À la demande du Journal de Québec, l’Oreille tendue était devant son ordinateur pour suivre cette activité et offrir ses réflexions sur la qualité du français des candidats. (Merci de l’invitation. L’article est ici. Non, bien sûr, l’Oreille n’est pas linguiste.)

Ci-dessous, quelques ajouts à ce qui a paru dans le journal.

La formule

On ne peut pas parler de débat. À tour de rôle, les participants répondaient, en cinquante secondes, à des questions soumises par la direction du parti ou par des membres; pour plusieurs, il s’agissait de lire, approximativement, un court texte. (Une personne citée hier par le quotidien le Devoir laissait entendre que les candidats connaissaient les questions à l’avance.) Ils pouvaient également réagir brièvement à une déclaration d’un de leurs opposants. Il n’y avait donc aucune interaction réelle entre les candidats. On peut, sans risque de se tromper, avancer que la majorité des intervenants aurait été incapable de pareille interaction. La formule retenue, cette succession de monologues, les a donc protégés.

Le palmarès

Maxime Bernier et Steven Blainey sont francophones; ils étaient clairement avantagés hier soir. Le premier, qui aime l’anglicisme «vocal», a livré le pléonasme de la soirée : il faut «se lever debout».

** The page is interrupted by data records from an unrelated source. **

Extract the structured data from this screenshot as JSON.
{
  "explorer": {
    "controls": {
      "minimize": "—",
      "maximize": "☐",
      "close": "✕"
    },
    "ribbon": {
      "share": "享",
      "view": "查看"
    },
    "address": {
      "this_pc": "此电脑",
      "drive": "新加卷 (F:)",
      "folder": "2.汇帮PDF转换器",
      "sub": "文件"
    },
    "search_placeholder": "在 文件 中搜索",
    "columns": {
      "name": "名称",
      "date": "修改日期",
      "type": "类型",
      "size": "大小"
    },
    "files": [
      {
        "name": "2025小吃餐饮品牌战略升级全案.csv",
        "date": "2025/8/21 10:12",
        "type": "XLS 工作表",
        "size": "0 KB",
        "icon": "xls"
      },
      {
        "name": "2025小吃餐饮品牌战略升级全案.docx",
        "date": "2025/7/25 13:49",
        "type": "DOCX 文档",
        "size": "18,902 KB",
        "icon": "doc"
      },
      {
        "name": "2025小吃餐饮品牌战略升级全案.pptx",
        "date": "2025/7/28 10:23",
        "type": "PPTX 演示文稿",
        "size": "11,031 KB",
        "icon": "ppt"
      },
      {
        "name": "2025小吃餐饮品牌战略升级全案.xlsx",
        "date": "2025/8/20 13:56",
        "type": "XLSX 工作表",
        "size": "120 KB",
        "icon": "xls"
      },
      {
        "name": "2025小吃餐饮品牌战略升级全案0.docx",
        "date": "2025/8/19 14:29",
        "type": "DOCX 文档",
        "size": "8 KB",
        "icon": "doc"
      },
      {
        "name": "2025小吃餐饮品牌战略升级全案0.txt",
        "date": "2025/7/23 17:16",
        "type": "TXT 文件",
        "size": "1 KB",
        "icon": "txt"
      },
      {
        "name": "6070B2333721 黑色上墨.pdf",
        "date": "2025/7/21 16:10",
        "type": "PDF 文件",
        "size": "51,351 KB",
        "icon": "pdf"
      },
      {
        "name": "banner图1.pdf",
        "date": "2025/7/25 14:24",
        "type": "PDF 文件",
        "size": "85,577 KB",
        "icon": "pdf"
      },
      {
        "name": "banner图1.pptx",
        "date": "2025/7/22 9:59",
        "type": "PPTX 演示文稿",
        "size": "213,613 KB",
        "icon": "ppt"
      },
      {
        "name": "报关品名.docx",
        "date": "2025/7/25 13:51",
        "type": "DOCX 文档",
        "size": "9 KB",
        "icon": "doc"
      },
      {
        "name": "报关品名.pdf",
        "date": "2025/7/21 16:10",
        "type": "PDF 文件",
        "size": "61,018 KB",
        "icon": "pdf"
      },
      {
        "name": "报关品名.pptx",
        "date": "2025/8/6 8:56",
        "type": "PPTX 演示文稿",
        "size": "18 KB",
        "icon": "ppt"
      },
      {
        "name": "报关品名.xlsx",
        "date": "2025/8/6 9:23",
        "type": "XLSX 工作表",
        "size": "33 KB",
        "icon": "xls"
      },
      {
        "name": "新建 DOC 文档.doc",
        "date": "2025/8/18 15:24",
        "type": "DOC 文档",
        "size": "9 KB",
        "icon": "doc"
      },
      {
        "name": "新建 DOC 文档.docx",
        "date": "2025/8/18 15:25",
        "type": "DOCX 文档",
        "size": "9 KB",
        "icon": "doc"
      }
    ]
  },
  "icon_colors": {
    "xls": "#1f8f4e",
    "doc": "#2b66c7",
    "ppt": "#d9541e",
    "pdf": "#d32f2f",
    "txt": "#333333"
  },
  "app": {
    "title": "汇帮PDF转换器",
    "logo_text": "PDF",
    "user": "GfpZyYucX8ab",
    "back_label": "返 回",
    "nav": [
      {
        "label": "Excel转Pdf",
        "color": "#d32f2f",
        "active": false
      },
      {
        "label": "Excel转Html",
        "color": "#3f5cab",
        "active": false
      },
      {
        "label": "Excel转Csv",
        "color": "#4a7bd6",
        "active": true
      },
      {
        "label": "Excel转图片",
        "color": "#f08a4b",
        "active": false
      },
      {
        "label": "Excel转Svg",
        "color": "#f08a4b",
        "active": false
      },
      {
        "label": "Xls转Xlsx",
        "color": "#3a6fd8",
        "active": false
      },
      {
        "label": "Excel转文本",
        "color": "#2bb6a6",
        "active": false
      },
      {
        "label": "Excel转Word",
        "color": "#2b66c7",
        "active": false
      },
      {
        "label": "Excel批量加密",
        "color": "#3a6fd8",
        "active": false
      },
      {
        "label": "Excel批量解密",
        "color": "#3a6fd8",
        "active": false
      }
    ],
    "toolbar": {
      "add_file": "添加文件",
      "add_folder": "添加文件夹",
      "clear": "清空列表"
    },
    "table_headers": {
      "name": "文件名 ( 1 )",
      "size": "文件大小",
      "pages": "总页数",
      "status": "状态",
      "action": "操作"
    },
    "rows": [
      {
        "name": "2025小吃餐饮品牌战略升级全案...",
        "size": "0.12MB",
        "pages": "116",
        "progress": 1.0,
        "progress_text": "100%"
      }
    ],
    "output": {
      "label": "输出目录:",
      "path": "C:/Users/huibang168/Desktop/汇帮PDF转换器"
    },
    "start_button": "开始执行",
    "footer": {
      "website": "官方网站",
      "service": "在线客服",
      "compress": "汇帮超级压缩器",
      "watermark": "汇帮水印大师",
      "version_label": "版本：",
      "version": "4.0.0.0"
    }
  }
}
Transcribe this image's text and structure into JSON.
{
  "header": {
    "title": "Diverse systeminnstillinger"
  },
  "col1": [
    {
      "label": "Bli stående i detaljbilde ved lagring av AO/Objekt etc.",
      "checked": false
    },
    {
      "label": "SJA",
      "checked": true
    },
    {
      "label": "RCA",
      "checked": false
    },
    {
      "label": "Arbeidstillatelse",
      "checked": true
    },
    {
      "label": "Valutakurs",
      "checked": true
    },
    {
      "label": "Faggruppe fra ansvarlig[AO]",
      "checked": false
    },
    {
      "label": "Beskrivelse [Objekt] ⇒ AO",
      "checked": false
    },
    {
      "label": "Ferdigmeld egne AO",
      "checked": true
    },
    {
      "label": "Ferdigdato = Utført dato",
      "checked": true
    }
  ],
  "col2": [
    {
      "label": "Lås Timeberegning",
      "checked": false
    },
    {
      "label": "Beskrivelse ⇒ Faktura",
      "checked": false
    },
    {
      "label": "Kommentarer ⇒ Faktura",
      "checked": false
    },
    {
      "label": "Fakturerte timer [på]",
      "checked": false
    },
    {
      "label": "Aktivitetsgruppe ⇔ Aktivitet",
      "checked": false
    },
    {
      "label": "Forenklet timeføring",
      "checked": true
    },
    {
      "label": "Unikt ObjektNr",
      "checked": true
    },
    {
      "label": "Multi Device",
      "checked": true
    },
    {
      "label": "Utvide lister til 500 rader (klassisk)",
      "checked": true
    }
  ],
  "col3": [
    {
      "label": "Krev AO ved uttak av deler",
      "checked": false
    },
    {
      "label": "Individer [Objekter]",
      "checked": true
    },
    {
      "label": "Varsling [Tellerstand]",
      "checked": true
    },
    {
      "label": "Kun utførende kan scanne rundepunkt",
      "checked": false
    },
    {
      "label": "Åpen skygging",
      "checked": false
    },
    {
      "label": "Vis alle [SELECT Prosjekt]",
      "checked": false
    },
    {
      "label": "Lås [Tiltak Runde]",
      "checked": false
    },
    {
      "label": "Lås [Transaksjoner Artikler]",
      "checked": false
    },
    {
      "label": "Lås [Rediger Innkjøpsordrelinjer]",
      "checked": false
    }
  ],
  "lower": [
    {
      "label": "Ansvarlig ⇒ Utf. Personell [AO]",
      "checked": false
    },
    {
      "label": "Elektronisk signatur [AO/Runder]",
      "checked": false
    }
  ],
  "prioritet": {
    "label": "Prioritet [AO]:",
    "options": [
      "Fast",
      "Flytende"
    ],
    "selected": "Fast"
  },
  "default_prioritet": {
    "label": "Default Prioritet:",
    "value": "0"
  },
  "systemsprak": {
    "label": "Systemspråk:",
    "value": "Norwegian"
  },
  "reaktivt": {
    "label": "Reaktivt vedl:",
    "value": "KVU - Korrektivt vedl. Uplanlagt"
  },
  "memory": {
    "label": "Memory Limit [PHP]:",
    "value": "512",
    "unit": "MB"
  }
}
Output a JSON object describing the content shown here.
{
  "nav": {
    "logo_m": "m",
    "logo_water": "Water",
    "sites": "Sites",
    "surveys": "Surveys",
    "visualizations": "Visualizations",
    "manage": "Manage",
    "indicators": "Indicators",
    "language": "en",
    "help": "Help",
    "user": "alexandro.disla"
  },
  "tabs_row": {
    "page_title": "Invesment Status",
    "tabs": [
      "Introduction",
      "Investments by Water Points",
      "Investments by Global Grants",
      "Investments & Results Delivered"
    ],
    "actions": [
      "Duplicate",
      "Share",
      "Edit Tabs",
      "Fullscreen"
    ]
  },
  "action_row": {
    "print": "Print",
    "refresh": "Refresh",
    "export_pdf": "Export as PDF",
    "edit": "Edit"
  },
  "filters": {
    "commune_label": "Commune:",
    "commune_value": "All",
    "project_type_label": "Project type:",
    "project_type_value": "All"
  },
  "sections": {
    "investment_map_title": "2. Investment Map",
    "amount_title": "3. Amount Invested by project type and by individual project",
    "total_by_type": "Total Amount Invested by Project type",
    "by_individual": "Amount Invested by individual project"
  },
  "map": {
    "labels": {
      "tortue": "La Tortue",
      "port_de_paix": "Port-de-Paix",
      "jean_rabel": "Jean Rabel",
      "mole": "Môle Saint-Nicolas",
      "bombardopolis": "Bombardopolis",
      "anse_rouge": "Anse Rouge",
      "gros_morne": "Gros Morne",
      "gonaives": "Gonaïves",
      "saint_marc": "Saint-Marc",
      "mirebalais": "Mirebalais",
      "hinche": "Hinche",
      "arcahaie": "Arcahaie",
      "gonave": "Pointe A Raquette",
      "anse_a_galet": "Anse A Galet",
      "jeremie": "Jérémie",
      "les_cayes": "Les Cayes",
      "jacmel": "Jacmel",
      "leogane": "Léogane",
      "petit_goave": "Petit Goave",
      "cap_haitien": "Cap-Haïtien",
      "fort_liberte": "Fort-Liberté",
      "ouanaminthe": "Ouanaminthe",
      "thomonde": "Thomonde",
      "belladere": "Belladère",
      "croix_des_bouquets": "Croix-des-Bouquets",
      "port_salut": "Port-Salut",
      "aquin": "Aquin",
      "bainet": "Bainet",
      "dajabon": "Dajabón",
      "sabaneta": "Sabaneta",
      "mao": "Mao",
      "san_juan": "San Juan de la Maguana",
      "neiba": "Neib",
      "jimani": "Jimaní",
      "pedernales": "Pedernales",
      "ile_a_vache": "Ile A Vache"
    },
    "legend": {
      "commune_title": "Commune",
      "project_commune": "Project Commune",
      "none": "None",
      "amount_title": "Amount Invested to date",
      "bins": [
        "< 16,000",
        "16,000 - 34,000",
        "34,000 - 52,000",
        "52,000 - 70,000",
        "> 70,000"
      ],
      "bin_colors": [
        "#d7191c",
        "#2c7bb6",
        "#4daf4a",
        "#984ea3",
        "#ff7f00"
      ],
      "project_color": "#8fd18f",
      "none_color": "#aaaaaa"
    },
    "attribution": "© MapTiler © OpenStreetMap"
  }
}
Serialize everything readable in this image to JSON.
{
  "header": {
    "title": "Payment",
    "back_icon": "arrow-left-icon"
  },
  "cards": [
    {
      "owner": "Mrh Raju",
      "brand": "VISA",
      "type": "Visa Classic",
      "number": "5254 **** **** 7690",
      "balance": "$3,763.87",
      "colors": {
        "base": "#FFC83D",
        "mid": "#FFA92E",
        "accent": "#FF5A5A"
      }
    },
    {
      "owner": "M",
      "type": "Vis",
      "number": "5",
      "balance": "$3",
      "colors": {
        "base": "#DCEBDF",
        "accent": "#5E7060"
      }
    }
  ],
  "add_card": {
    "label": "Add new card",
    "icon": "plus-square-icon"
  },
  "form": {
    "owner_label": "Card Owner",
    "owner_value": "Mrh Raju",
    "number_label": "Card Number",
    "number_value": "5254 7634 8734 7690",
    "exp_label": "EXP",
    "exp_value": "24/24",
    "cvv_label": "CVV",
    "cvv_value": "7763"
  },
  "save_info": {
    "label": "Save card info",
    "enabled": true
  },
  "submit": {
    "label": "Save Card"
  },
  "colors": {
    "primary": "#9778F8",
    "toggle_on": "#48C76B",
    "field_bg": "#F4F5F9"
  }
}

Parmi les anglophones, Chris Alexander, Michael Chong et Rick Peterson ont été les seuls à faire la démonstration qu’ils sont bilingues. Alexander, qui a dit avoir déjà habité près de Québec, s’est permis un québécisme : «en pleine face». Chong hésitait entre «le job» et «la job». Le léger accent de Peterson et deux de ses choix lexicaux («sympa», «messieurs-dames») laissaient entendre qu’il avait appris son français dans l’Hexagone : en effet, selon son site Web, il a joué au hockey en France et il est diplômé de l’Institut d’études politiques de Paris. Les trois faisaient des fautes, mais cela ne les empêchait pas de s’exprimer.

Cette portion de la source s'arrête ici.